The solution is smart antennas that can perform unusually narrow beams- the area in space where signals are transmitted or received—and rapidly steer them in different directions.
Scientists at the NIST developed a strategy for assessing and choosing optimal antenna design structures for future fifth-generation (5G) cellphones, wireless gadgets, and base stations.
According to scientists, this new measurement-based method allows system designers and engineers to evaluate the most appropriate antenna bandwidths for real environments.
NIST engineer Kate Remley said, “Our new method could reduce costs by enabling greater success with initial network design, eliminating much of the trial and error that is now required. The method also would foster the use of new base stations that transmit to several users either simultaneously or in rapid succession without one antenna beam interfering with another. This, in turn, would increase network capacity and reduce costs with higher reliability.”
“This is the first detailed measurement-based study of how antenna beamwidth and orientation interact with the environment to affect millimeter-wave signal transmission.”
The measurements involve a broad range of antenna beam angles that are converted into an omnidirectional antenna pattern covering all angles equally.
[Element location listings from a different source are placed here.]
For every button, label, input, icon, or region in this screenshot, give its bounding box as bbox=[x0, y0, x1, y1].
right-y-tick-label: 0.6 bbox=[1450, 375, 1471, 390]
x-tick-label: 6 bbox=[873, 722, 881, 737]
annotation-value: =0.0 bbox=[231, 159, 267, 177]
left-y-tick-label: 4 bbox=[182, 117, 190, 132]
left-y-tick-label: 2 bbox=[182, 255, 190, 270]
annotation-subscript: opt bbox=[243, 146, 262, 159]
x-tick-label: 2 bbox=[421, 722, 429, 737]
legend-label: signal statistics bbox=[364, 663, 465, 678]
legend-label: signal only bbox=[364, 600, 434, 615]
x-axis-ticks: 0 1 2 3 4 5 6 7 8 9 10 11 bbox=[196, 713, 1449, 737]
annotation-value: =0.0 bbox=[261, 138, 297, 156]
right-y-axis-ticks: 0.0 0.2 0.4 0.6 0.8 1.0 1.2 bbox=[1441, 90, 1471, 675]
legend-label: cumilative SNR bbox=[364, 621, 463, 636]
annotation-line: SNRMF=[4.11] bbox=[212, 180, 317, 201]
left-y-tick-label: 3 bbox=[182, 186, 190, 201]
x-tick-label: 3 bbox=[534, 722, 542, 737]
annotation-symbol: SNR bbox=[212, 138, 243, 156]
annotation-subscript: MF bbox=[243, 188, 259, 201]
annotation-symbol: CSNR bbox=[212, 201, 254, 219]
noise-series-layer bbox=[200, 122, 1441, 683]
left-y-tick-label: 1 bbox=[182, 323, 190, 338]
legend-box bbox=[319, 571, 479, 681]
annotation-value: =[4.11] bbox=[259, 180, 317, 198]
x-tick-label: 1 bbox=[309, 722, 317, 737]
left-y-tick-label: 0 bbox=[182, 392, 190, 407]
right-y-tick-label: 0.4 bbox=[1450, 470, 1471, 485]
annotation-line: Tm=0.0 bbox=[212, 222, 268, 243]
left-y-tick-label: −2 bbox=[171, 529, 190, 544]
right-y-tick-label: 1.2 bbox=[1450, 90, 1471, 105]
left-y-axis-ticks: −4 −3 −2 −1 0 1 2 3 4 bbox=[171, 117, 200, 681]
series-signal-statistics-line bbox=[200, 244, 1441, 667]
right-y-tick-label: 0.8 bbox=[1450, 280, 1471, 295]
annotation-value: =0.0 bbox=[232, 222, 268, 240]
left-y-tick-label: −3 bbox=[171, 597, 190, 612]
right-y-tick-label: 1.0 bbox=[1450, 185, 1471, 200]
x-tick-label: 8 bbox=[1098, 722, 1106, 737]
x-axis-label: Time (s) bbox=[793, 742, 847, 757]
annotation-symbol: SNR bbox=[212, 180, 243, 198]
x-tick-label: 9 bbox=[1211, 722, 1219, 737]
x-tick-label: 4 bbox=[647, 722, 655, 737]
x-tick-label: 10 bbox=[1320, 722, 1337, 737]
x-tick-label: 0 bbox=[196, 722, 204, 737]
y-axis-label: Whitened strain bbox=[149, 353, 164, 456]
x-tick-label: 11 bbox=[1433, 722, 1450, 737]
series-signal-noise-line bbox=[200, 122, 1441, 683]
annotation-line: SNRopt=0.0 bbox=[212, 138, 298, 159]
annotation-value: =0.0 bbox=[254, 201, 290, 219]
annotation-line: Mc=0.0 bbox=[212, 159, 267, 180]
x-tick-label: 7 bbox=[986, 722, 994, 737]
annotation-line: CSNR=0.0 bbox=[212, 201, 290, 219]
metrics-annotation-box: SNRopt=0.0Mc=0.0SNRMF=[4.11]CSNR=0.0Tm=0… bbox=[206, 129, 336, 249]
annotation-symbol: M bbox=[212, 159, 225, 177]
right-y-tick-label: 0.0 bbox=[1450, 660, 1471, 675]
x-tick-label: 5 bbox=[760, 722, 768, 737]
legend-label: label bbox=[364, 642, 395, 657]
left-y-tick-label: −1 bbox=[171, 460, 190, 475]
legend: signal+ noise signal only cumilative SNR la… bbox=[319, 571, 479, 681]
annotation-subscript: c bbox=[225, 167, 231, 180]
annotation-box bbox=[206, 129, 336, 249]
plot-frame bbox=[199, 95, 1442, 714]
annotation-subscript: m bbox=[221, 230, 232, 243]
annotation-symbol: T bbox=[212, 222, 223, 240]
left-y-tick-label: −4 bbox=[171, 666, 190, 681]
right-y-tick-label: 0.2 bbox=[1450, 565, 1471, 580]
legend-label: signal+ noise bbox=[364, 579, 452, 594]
The omnidirectional pattern could then be sectioned into narrower and narrower bandwidths. Clients can assess and model how antenna beam attributes are relied upon to perform in explicit sorts of wireless channels.
For this method, scientists collected experimental data in a hallway and lobby of a NIST research building. They used a special robot loaded with a customized channel sounder and other equipment.
A channel sounder collects data capturing the signal reflections, diffractions, and scattering between a transmitter and receiver. Many such measurements can be used to create a statistical representation of the radio channel, to support reliable system design and standardization.
The study outcomes demonstrated that narrow beams can significantly reduce signal interference and delays and that an optimized beam orientation reduces energy loss during transmissions.
For example, the time interval during which signal reflections arrive (a metric called RMS delay spread) dropped dramatically from 15 nanoseconds (ns) to about 1.4 ns as antenna beamwidth was reduced from omnidirectional (360 degrees) to a narrow 3 degrees or so-called pencil beam.
The study is published in the journal IEEE Communications Magazine.